By: Martin Petri user 20 Jan 2020 at 10:37 a.m. CST

3 Responses
Martin Petri gravatar
Hi! We need to disable automatic user onboarding. We have a manual registration process and we're using cache refresh. User authenticated with oAuth or SAML are mapped to accounts by comparing the email address. It works great with gluu/oxd! But currently it's possible to authenticate by using a trusted provider. Gluu (of course) just creates an account for the new user. Is it possible to disable that? We only want to authenticate known users. The account (with the email address) needs to exist before the user logs on. Cheers, Martin

By Mohib Zico staff 21 Jan 2020 at 7:38 a.m. CST

Mohib Zico gravatar
Hello Martin, I am exactly not clear from where this new user coming. Reason is: - Manual registration: which is allowing user to register into Gluu Server. - Cache Refresh: which is pulling users from some source. How this new user coming other than registration and Cache Refresh?
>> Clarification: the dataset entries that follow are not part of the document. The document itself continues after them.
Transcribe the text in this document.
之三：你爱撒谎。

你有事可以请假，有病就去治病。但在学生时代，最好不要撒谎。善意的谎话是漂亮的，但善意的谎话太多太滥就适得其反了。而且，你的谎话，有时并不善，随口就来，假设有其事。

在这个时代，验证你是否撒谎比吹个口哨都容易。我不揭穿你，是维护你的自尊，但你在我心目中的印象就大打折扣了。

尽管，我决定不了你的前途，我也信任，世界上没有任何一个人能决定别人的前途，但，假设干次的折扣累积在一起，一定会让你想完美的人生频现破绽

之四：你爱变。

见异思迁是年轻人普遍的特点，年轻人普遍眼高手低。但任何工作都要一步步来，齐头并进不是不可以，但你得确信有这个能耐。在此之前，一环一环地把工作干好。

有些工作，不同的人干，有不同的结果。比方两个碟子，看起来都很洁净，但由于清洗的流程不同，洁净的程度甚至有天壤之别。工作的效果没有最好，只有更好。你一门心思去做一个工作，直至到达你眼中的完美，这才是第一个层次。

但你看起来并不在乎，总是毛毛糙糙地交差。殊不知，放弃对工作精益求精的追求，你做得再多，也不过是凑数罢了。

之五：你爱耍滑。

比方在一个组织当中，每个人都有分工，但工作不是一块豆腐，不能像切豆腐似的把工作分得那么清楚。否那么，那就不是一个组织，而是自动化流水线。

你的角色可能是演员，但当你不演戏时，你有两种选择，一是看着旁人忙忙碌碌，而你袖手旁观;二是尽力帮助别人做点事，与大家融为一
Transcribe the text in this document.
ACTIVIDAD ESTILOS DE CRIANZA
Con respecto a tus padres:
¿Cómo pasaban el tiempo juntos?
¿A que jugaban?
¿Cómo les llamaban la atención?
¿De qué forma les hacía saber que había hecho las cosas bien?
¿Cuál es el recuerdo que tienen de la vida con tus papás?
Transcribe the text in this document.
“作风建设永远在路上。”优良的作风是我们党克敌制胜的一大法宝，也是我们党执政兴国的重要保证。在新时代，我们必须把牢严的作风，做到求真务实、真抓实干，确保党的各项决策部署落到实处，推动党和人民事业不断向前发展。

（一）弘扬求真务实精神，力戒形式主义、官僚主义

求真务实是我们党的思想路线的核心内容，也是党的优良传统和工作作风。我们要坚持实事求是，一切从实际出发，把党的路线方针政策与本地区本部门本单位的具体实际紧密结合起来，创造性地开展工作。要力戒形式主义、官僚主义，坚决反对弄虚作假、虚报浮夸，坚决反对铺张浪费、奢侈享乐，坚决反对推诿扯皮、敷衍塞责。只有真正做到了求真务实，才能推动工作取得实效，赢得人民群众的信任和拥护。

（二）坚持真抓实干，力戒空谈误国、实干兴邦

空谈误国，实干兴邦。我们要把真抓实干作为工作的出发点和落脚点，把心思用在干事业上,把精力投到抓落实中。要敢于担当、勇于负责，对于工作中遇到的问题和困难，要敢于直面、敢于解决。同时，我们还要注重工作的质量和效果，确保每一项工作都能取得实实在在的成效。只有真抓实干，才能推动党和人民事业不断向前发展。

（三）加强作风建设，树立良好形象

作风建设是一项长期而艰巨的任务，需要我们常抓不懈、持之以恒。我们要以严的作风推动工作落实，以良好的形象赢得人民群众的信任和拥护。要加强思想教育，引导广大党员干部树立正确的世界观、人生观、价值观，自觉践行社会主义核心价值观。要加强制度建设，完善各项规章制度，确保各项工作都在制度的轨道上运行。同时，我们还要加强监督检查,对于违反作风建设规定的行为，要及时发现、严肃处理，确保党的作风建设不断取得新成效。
By Martin Petri user 21 Jan 2020 at 8:15 a.m. CST

Martin Petri gravatar
Hi. Well, please excuse me if i'm getting your question wrong. https://gluu.org/docs/ce/authn-guide/passport/#how-user-onboarding-works "If there are no matches, an entry is added using the values received from the external provider" I tried to log in using passport/github with a new github account and it works. On callback Gluu-Server creates a new user, using the username from github and voila... successfully logged in. Martin

By Michael Schwartz staff 23 Jan 2020 at 12:48 p.m. CST

Michael Schwartz gravatar
There is a property to "Map" instead of to enroll. In this case, the user must pre-exist in the Gluu database (e.g. LDAP) or the authn will fail.